Prison : le porno, un droit fondamental pour les détenus ?

Au Québec, on désire réprimer l’accès aux films pornographiques pour les détenus des centres pénitenciers. Il s’agit d’installer un contrôle parental sur les chaines, en réponse à des rapports stipulant que les détenus veillent très tard pour visionner ce genre de films.

La sexualité dans l’univers carcéral a toujours été une question épineuse. Les rares études s’y consacrant traitent surtout sur les relations consenties entre détenus de même sexe à l’intérieur des prisons ou encore de l’impact des visites conjugales. Néanmoins, un consensus général admet que le fait d’aider les prisonniers à se soulager de leurs pulsions permet une réduction de la violence (et des viols) au sein des établissements, ce qui est loin d’être le cas dans l’intégralité des pays du monde.

« La sexualité est un besoin basique qui ne s’en va pas lorsque vous êtes incarcéré. La prison peut être incroyablement frustrante : vous ne pouvez pas ouvrir les portes vous-même, vous ne pouvez pas voir ceux que vous aimez. Donc les conséquences de l’absence de sexualité sont considérables » explique Nina Califano, juge française auteure de Sexualité incarcérée, Rapport à soi et rapport à l’autre dans l’enfermement (L’Harmattan, 2012), propos recueillis par Vice News dans son article du 22 octobre 2015.

Pour la juge, l’inhibition des pulsions des détenus dans l’univers carcéral est facteur de problèmes au-delà des violences puisque cela toucherait également à leur réinsertion.

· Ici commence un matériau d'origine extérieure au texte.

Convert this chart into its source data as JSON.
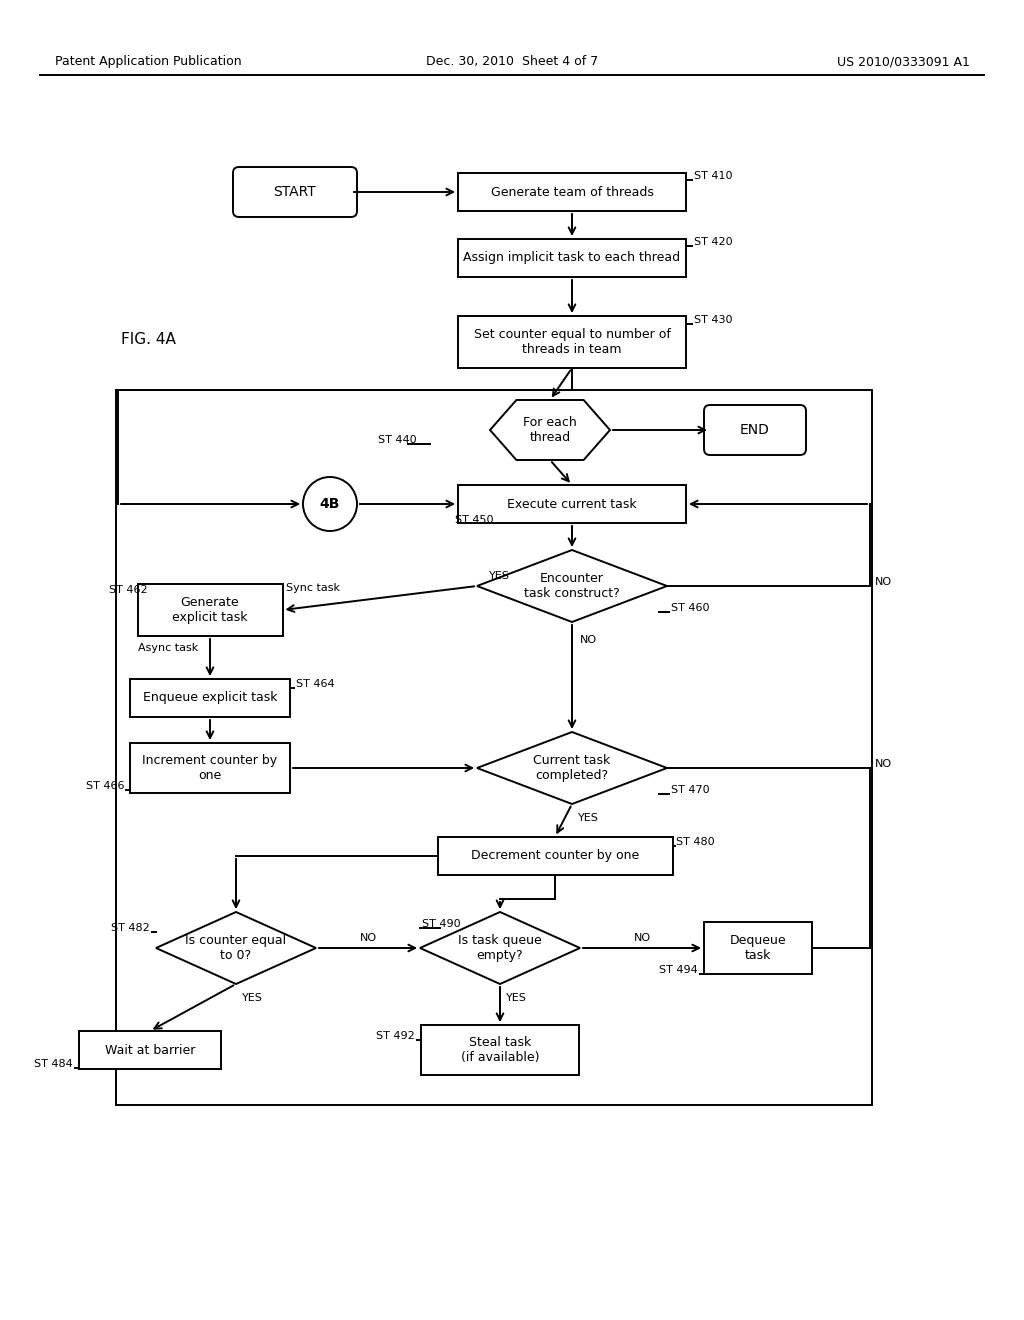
{
  "background": "#ffffff",
  "header_left": "Patent Application Publication",
  "header_center": "Dec. 30, 2010  Sheet 4 of 7",
  "header_right": "US 2010/0333091 A1",
  "fig_label": "FIG. 4A",
  "lw": 1.4,
  "fs_header": 9,
  "fs_body": 9,
  "fs_small": 8,
  "fs_label": 8
}
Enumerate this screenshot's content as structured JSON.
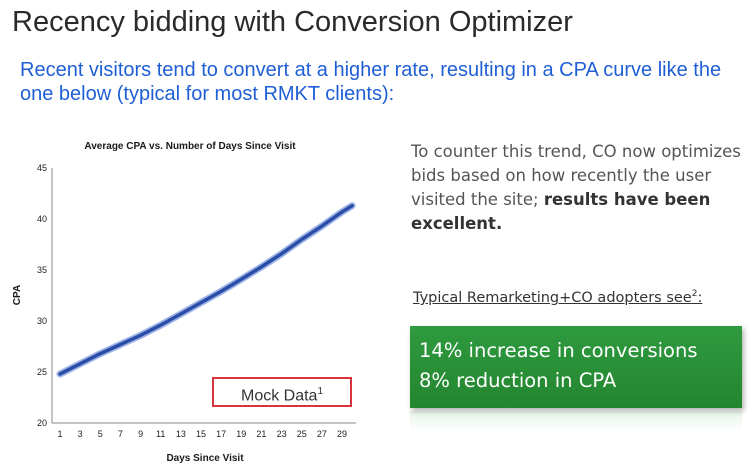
{
  "slide": {
    "title": "Recency bidding with Conversion Optimizer",
    "subtitle": "Recent visitors tend to convert at a higher rate, resulting in a CPA curve like the one below (typical for most RMKT clients):",
    "counter_text": "To counter this trend, CO now optimizes bids based on how recently the user visited the site;",
    "counter_bold": "results have been excellent.",
    "adopters_label": "Typical Remarketing+CO adopters see",
    "adopters_footnote": "2",
    "adopters_suffix": ":",
    "results": [
      "14% increase in conversions",
      "8% reduction in CPA"
    ],
    "mock_label": "Mock Data",
    "mock_footnote": "1",
    "colors": {
      "subtitle": "#1f5fd6",
      "results_bg": "#2a9139",
      "line": "#2a4ea8",
      "mock_border": "#d9343b"
    }
  },
  "chart_data": {
    "type": "line",
    "title": "Average CPA vs. Number of Days Since Visit",
    "xlabel": "Days Since Visit",
    "ylabel": "CPA",
    "xlim": [
      1,
      30
    ],
    "ylim": [
      20,
      45
    ],
    "xticks": [
      1,
      3,
      5,
      7,
      9,
      11,
      13,
      15,
      17,
      19,
      21,
      23,
      25,
      27,
      29
    ],
    "yticks": [
      20,
      25,
      30,
      35,
      40,
      45
    ],
    "grid": false,
    "legend": "none",
    "series": [
      {
        "x": [
          1,
          3,
          5,
          7,
          9,
          11,
          13,
          15,
          17,
          19,
          21,
          23,
          25,
          27,
          29,
          30
        ],
        "y": [
          24.8,
          25.8,
          26.8,
          27.7,
          28.6,
          29.6,
          30.7,
          31.8,
          32.9,
          34.1,
          35.3,
          36.6,
          38.0,
          39.3,
          40.7,
          41.3
        ]
      }
    ]
  }
}
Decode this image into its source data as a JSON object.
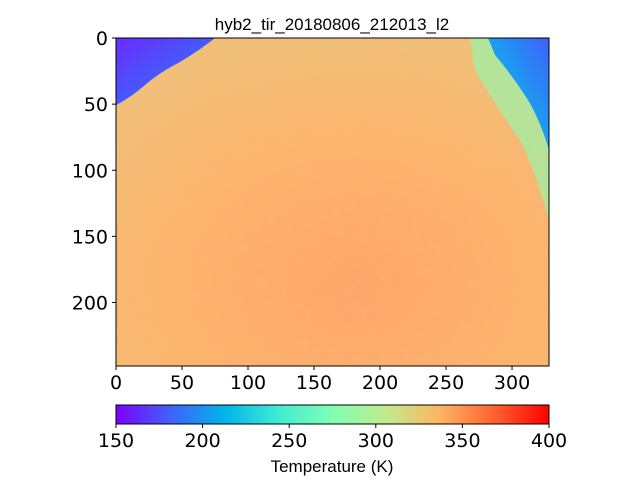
{
  "chart_data": {
    "type": "heatmap",
    "title": "hyb2_tir_20180806_212013_l2",
    "xlabel": "",
    "ylabel": "",
    "xlim": [
      0,
      328
    ],
    "ylim": [
      248,
      0
    ],
    "x_ticks": [
      0,
      50,
      100,
      150,
      200,
      250,
      300
    ],
    "y_ticks": [
      0,
      50,
      100,
      150,
      200
    ],
    "colorbar": {
      "label": "Temperature (K)",
      "range": [
        150,
        400
      ],
      "ticks": [
        150,
        200,
        250,
        300,
        350,
        400
      ],
      "colormap": "rainbow",
      "orientation": "horizontal"
    },
    "regions": [
      {
        "name": "sky-upper-left",
        "temperature": 160
      },
      {
        "name": "sky-upper-right",
        "temperature": 175
      },
      {
        "name": "limb-edge",
        "temperature": 280
      },
      {
        "name": "surface",
        "temperature": 335
      },
      {
        "name": "surface-warm",
        "temperature": 345
      }
    ]
  }
}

L’assouvissement des pulsions sexuelles permettrait aux détenus de se calmer, d’avoir un meilleur comportement en prison et une fois sorti, une meilleure réintégration en société.

Il y a presque un an, un détenu québécois nommé Haris Naraine s’est battu en justice contre une décision émanant de sa prison : interdire deux chaines de télévision retransmettant des films à caractère pornographique. Selon le verdict, le commissaire du Service correctionnel du Canada (CSC) aurait effectivement banni ces programmes pour « maintenir un environnement sûr et sain», mais le détenu a finalement eu gain de cause.

Haris Naraine avait porté son dossier devant une cour fédérale, invoquant le droit constitutionnel à la liberté d’expression et indiquant qu’il avait payé pour visionner le contenu des chaines. Le juge a déclaré que cette interdiction constituait une atteinte à ses droits protégés par la Charte canadienne des droits et libertés.

« Les gens vont en prison parce que c’est là leur punition, ils ne vont pas en prison pour y être punis. Ils entrent avec les droits qu’ils ont à l’extérieur, sauf dans les cas où ils sont restreints par nécessité » explique Todd Sloan, l’avocat du détenu.

Les avis sont donc partagés entre des pouvoirs publics hostiles et des détenus voulant faire valoir leurs droits. La juge française Nina Califano estime qu’il s’agit d’un pari risqué pour les politiques de parler de la sexualité en prison, tout simplement parce que s’exprimer sur la qualité de vie des prisonniers n’a pas une influence positive sur les sondages.

Elle appelle donc les médecins et autres psychiatres à prendre la parole pour plus de poids : « Si vous demandez à des experts quelle est l’importance de la sexualité, en prison ou non, ils vous diront qu’elle est primordiale ».